Pero veamos lo que ha ocurrido con nuestro Partido y sólo en los últimos tiempos. Somos responsables de errores éticos que han incidido de manera importante en la derrota y que, a la hora de la autocrítica, no pueden ser obviados. El país se enteró en su momento con estupor y nosotros con profundo dolor, que el PS había devenido en una Sociedad de Inversiones. Es decir, había dejado de ser un Partido para transformarse en una suerte de holding con inversiones (bonos) en diversas sociedades incluyendo algunas, como SQM y Pampa Calichera, de sulfurosos antecedentes controlados nada menos que por el ex yerno del dictador. Nos preguntamos ¿Qué explicación política, no contable o financiera, podemos entregar los socialistas a los chilenos para justificar tal decisión? Es claro, los chilenos que se sienten afectados y con razón por los abusos del retail, condenados de la noche a la mañana a vivir casi o en la pobreza luego de jubilar, sufriendo de la ineficiencia de las sanitarias, pagando elevados costos de peaje en las autopistas concesionadas, viviendo en un Chile plutocrático y en una sociedad de mercado, etc. Esos chilenos tendrán que concluir que el PS transformado en una Sociedad de Inversiones con importantes recursos invertidos en esos sectores ya no les sirve como instrumento político y de justicia social. Es más, ahora encontrarán las razones por las que tales abusos e injusticias no han sido corregidos por nuestros gobiernos.

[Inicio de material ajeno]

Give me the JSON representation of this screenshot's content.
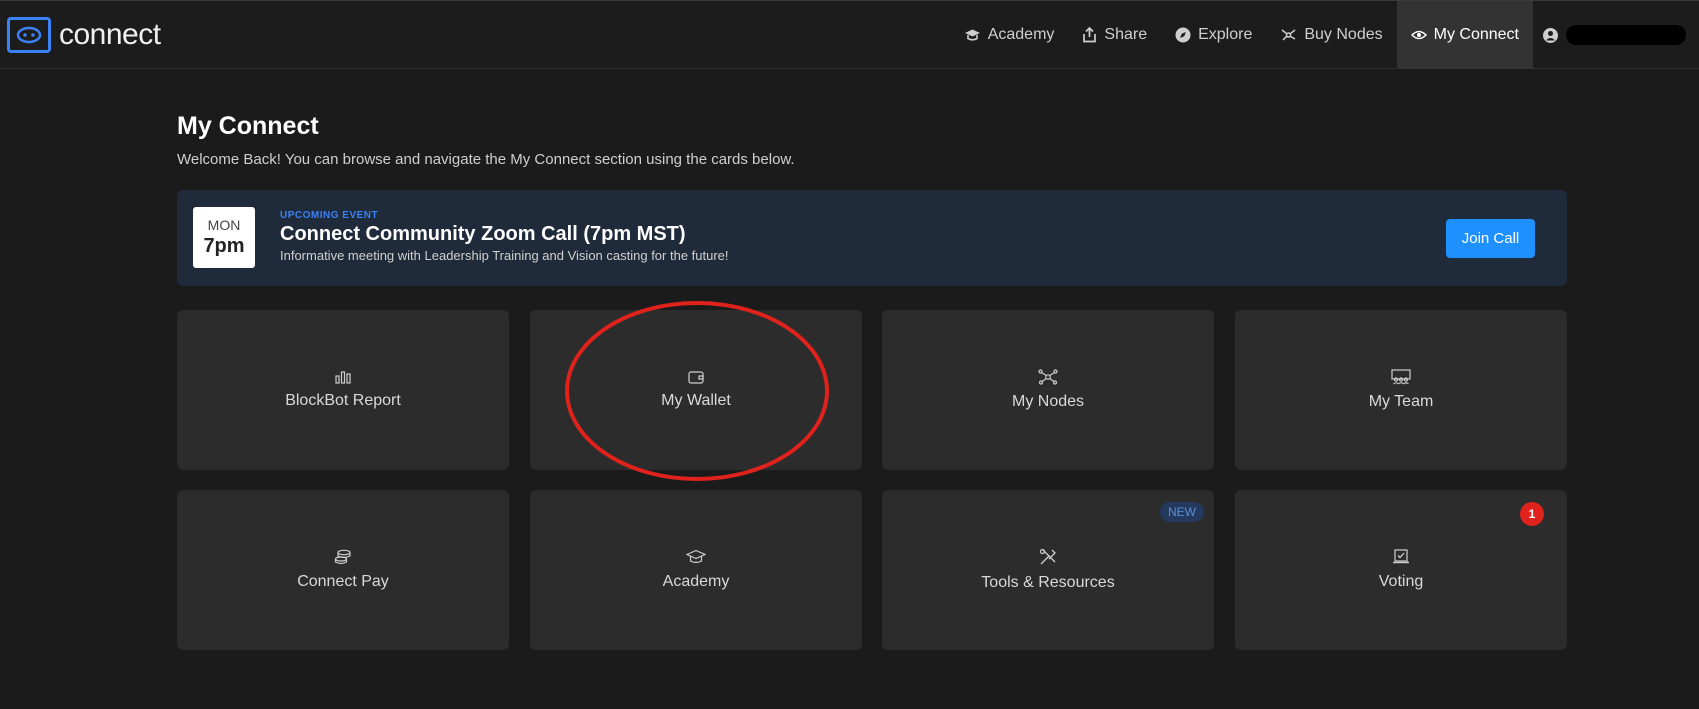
{
  "header": {
    "logo_text": "connect",
    "nav": [
      {
        "label": "Academy",
        "icon": "graduation-cap-icon"
      },
      {
        "label": "Share",
        "icon": "share-icon"
      },
      {
        "label": "Explore",
        "icon": "compass-icon"
      },
      {
        "label": "Buy Nodes",
        "icon": "nodes-icon"
      },
      {
        "label": "My Connect",
        "icon": "eye-icon",
        "active": true
      }
    ],
    "user_icon": "user-icon"
  },
  "page": {
    "title": "My Connect",
    "subtitle": "Welcome Back! You can browse and navigate the My Connect section using the cards below."
  },
  "event": {
    "day": "MON",
    "time": "7pm",
    "tag": "UPCOMING EVENT",
    "title": "Connect Community Zoom Call (7pm MST)",
    "description": "Informative meeting with Leadership Training and Vision casting for the future!",
    "button": "Join Call"
  },
  "cards": [
    {
      "label": "BlockBot Report",
      "icon": "bar-chart-icon"
    },
    {
      "label": "My Wallet",
      "icon": "wallet-icon"
    },
    {
      "label": "My Nodes",
      "icon": "nodes-icon"
    },
    {
      "label": "My Team",
      "icon": "team-icon"
    },
    {
      "label": "Connect Pay",
      "icon": "coins-icon"
    },
    {
      "label": "Academy",
      "icon": "graduation-cap-icon"
    },
    {
      "label": "Tools & Resources",
      "icon": "tools-icon",
      "badge": "NEW"
    },
    {
      "label": "Voting",
      "icon": "ballot-icon",
      "badge": "1"
    }
  ],
  "colors": {
    "accent": "#1e90ff",
    "brand_blue": "#3b82f6",
    "annotation_red": "#e0221c"
  }
}
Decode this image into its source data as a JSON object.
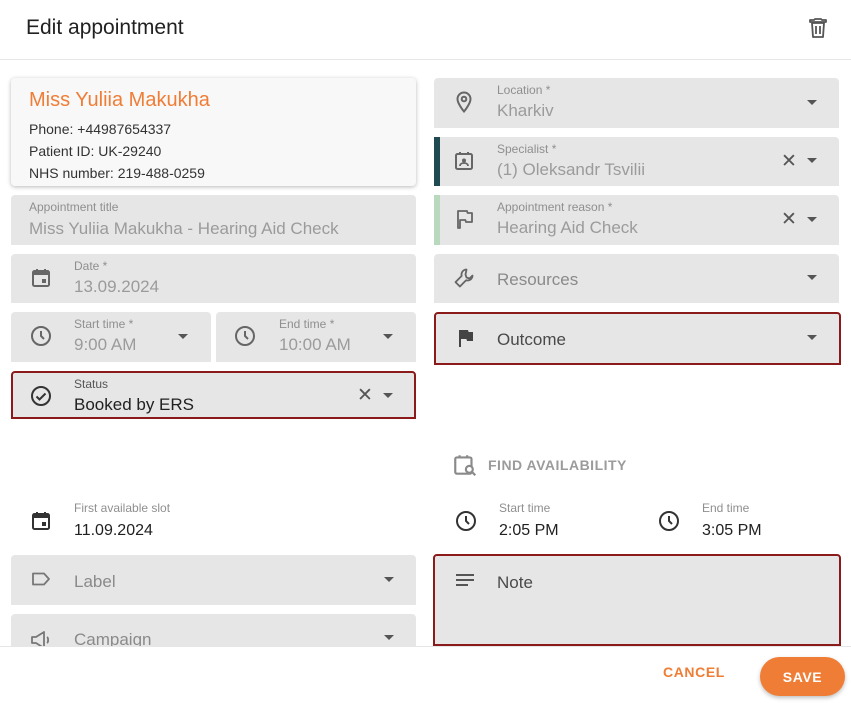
{
  "dialog": {
    "title": "Edit appointment"
  },
  "patient": {
    "name": "Miss Yuliia Makukha",
    "phone": "Phone: +44987654337",
    "patient_id": "Patient ID: UK-29240",
    "nhs": "NHS number: 219-488-0259"
  },
  "appointment_title": {
    "label": "Appointment title",
    "value": "Miss Yuliia Makukha - Hearing Aid Check"
  },
  "date": {
    "label": "Date *",
    "value": "13.09.2024"
  },
  "start_time": {
    "label": "Start time *",
    "value": "9:00 AM"
  },
  "end_time": {
    "label": "End time *",
    "value": "10:00 AM"
  },
  "status": {
    "label": "Status",
    "value": "Booked by ERS"
  },
  "location": {
    "label": "Location *",
    "value": "Kharkiv"
  },
  "specialist": {
    "label": "Specialist *",
    "value": "(1) Oleksandr Tsvilii",
    "accent": "#1f4a52"
  },
  "appointment_reason": {
    "label": "Appointment reason *",
    "value": "Hearing Aid Check",
    "accent": "#b9d9bf"
  },
  "resources": {
    "placeholder": "Resources"
  },
  "outcome": {
    "placeholder": "Outcome"
  },
  "find_availability": {
    "label": "FIND AVAILABILITY"
  },
  "first_available_slot": {
    "label": "First available slot",
    "value": "11.09.2024"
  },
  "slot_start": {
    "label": "Start time",
    "value": "2:05 PM"
  },
  "slot_end": {
    "label": "End time",
    "value": "3:05 PM"
  },
  "label_field": {
    "placeholder": "Label"
  },
  "campaign": {
    "placeholder": "Campaign"
  },
  "note": {
    "placeholder": "Note"
  },
  "footer": {
    "cancel": "CANCEL",
    "save": "SAVE"
  },
  "colors": {
    "brand": "#ef7d35",
    "error_outline": "#8b1a1a"
  }
}
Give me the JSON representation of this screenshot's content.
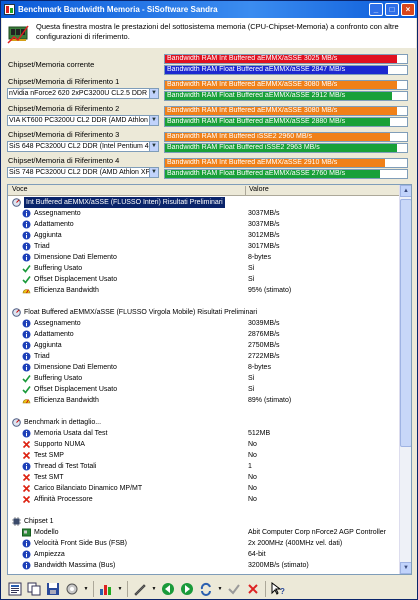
{
  "window": {
    "title": "Benchmark Bandwidth Memoria - SiSoftware Sandra"
  },
  "info": {
    "text": "Questa finestra mostra le prestazioni del sottosistema memoria (CPU-Chipset-Memoria) a confronto con altre configurazioni di riferimento."
  },
  "comparison": {
    "current_label": "Chipset/Memoria corrente",
    "refs": [
      {
        "label": "Chipset/Memoria di Riferimento 1",
        "value": "nVidia nForce2 620 2xPC3200U CL2.5 DDR (",
        "bars": [
          {
            "text": "Bandwidth RAM Int Buffered aEMMX/aSSE 3080 MB/s",
            "pct": 96,
            "color": "#f08018"
          },
          {
            "text": "Bandwidth RAM Float Buffered aEMMX/aSSE 2912 MB/s",
            "pct": 94,
            "color": "#18a038"
          }
        ]
      },
      {
        "label": "Chipset/Memoria di Riferimento 2",
        "value": "VIA KT600 PC3200U CL2 DDR (AMD Athlon X",
        "bars": [
          {
            "text": "Bandwidth RAM Int Buffered aEMMX/aSSE 3080 MB/s",
            "pct": 96,
            "color": "#f08018"
          },
          {
            "text": "Bandwidth RAM Float Buffered aEMMX/aSSE 2880 MB/s",
            "pct": 93,
            "color": "#18a038"
          }
        ]
      },
      {
        "label": "Chipset/Memoria di Riferimento 3",
        "value": "SiS 648 PC3200U CL2 DDR (Intel Pentium 4-",
        "bars": [
          {
            "text": "Bandwidth RAM Int Buffered iSSE2 2960 MB/s",
            "pct": 93,
            "color": "#f08018"
          },
          {
            "text": "Bandwidth RAM Float Buffered iSSE2 2963 MB/s",
            "pct": 96,
            "color": "#18a038"
          }
        ]
      },
      {
        "label": "Chipset/Memoria di Riferimento 4",
        "value": "SiS 748 PC3200U CL2 DDR (AMD Athlon XP/",
        "bars": [
          {
            "text": "Bandwidth RAM Int Buffered aEMMX/aSSE 2910 MB/s",
            "pct": 91,
            "color": "#f08018"
          },
          {
            "text": "Bandwidth RAM Float Buffered aEMMX/aSSE 2760 MB/s",
            "pct": 89,
            "color": "#18a038"
          }
        ]
      }
    ],
    "current_bars": [
      {
        "text": "Bandwidth RAM Int Buffered aEMMX/aSSE 3025 MB/s",
        "pct": 96,
        "color": "#e01020"
      },
      {
        "text": "Bandwidth RAM Float Buffered aEMMX/aSSE 2847 MB/s",
        "pct": 92,
        "color": "#1c28d0"
      }
    ]
  },
  "list": {
    "col_voce": "Voce",
    "col_valore": "Valore",
    "rows": [
      {
        "lvl": 0,
        "icon": "benchmark",
        "label": "Int Buffered aEMMX/aSSE (FLUSSO Interi) Risultati Preliminari",
        "value": "",
        "selected": true
      },
      {
        "lvl": 1,
        "icon": "info",
        "label": "Assegnamento",
        "value": "3037MB/s"
      },
      {
        "lvl": 1,
        "icon": "info",
        "label": "Adattamento",
        "value": "3037MB/s"
      },
      {
        "lvl": 1,
        "icon": "info",
        "label": "Aggiunta",
        "value": "3012MB/s"
      },
      {
        "lvl": 1,
        "icon": "info",
        "label": "Triad",
        "value": "3017MB/s"
      },
      {
        "lvl": 1,
        "icon": "info",
        "label": "Dimensione Dati Elemento",
        "value": "8-bytes"
      },
      {
        "lvl": 1,
        "icon": "check",
        "label": "Buffering Usato",
        "value": "Sì"
      },
      {
        "lvl": 1,
        "icon": "check",
        "label": "Offset Displacement Usato",
        "value": "Sì"
      },
      {
        "lvl": 1,
        "icon": "gauge",
        "label": "Efficienza Bandwidth",
        "value": "95% (stimato)"
      },
      {
        "lvl": 0,
        "icon": "none",
        "label": "",
        "value": ""
      },
      {
        "lvl": 0,
        "icon": "benchmark",
        "label": "Float Buffered aEMMX/aSSE (FLUSSO Virgola Mobile) Risultati Preliminari",
        "value": ""
      },
      {
        "lvl": 1,
        "icon": "info",
        "label": "Assegnamento",
        "value": "3039MB/s"
      },
      {
        "lvl": 1,
        "icon": "info",
        "label": "Adattamento",
        "value": "2876MB/s"
      },
      {
        "lvl": 1,
        "icon": "info",
        "label": "Aggiunta",
        "value": "2750MB/s"
      },
      {
        "lvl": 1,
        "icon": "info",
        "label": "Triad",
        "value": "2722MB/s"
      },
      {
        "lvl": 1,
        "icon": "info",
        "label": "Dimensione Dati Elemento",
        "value": "8-bytes"
      },
      {
        "lvl": 1,
        "icon": "check",
        "label": "Buffering Usato",
        "value": "Sì"
      },
      {
        "lvl": 1,
        "icon": "check",
        "label": "Offset Displacement Usato",
        "value": "Sì"
      },
      {
        "lvl": 1,
        "icon": "gauge",
        "label": "Efficienza Bandwidth",
        "value": "89% (stimato)"
      },
      {
        "lvl": 0,
        "icon": "none",
        "label": "",
        "value": ""
      },
      {
        "lvl": 0,
        "icon": "benchmark",
        "label": "Benchmark in dettaglio...",
        "value": ""
      },
      {
        "lvl": 1,
        "icon": "info",
        "label": "Memoria Usata dal Test",
        "value": "512MB"
      },
      {
        "lvl": 1,
        "icon": "cross",
        "label": "Supporto NUMA",
        "value": "No"
      },
      {
        "lvl": 1,
        "icon": "cross",
        "label": "Test SMP",
        "value": "No"
      },
      {
        "lvl": 1,
        "icon": "info",
        "label": "Thread di Test Totali",
        "value": "1"
      },
      {
        "lvl": 1,
        "icon": "cross",
        "label": "Test SMT",
        "value": "No"
      },
      {
        "lvl": 1,
        "icon": "cross",
        "label": "Carico Bilanciato Dinamico MP/MT",
        "value": "No"
      },
      {
        "lvl": 1,
        "icon": "cross",
        "label": "Affinità Processore",
        "value": "No"
      },
      {
        "lvl": 0,
        "icon": "none",
        "label": "",
        "value": ""
      },
      {
        "lvl": 0,
        "icon": "chipset",
        "label": "Chipset 1",
        "value": ""
      },
      {
        "lvl": 1,
        "icon": "board",
        "label": "Modello",
        "value": "Abit Computer Corp nForce2 AGP Controller"
      },
      {
        "lvl": 1,
        "icon": "info",
        "label": "Velocità Front Side Bus (FSB)",
        "value": "2x 200MHz (400MHz vel. dati)"
      },
      {
        "lvl": 1,
        "icon": "info",
        "label": "Ampiezza",
        "value": "64-bit"
      },
      {
        "lvl": 1,
        "icon": "info",
        "label": "Bandwidth Massima (Bus)",
        "value": "3200MB/s (stimato)"
      }
    ]
  }
}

Responsabilizarán al PS con sus ministros y parlamentarios – que además han sido financiados por esas mismas empresas -, de todas la injusticias que entraña el modelo económico neoliberal heredado de la dictadura. Peor aún, la escaza credibilidad que aún queda y que es producto de nuestra historia, con lo ocurrido se ha venido definitivamente abajo con toda seguridad para siempre. Todo lo que habíamos prometido: separación total del dinero de la política, cambio del modelo de desarrollo, lucha contra la desigualdad, esencia de la idea socialista, pensiones justas, etc., pasarán a ser solo mentiras demagógicas. El Partido de Allende, Almeyda, Ponce, Lorca y tantos otros camaradas que cayeron luchando por la justicia social, la democracia y la libertad, no se merece esto.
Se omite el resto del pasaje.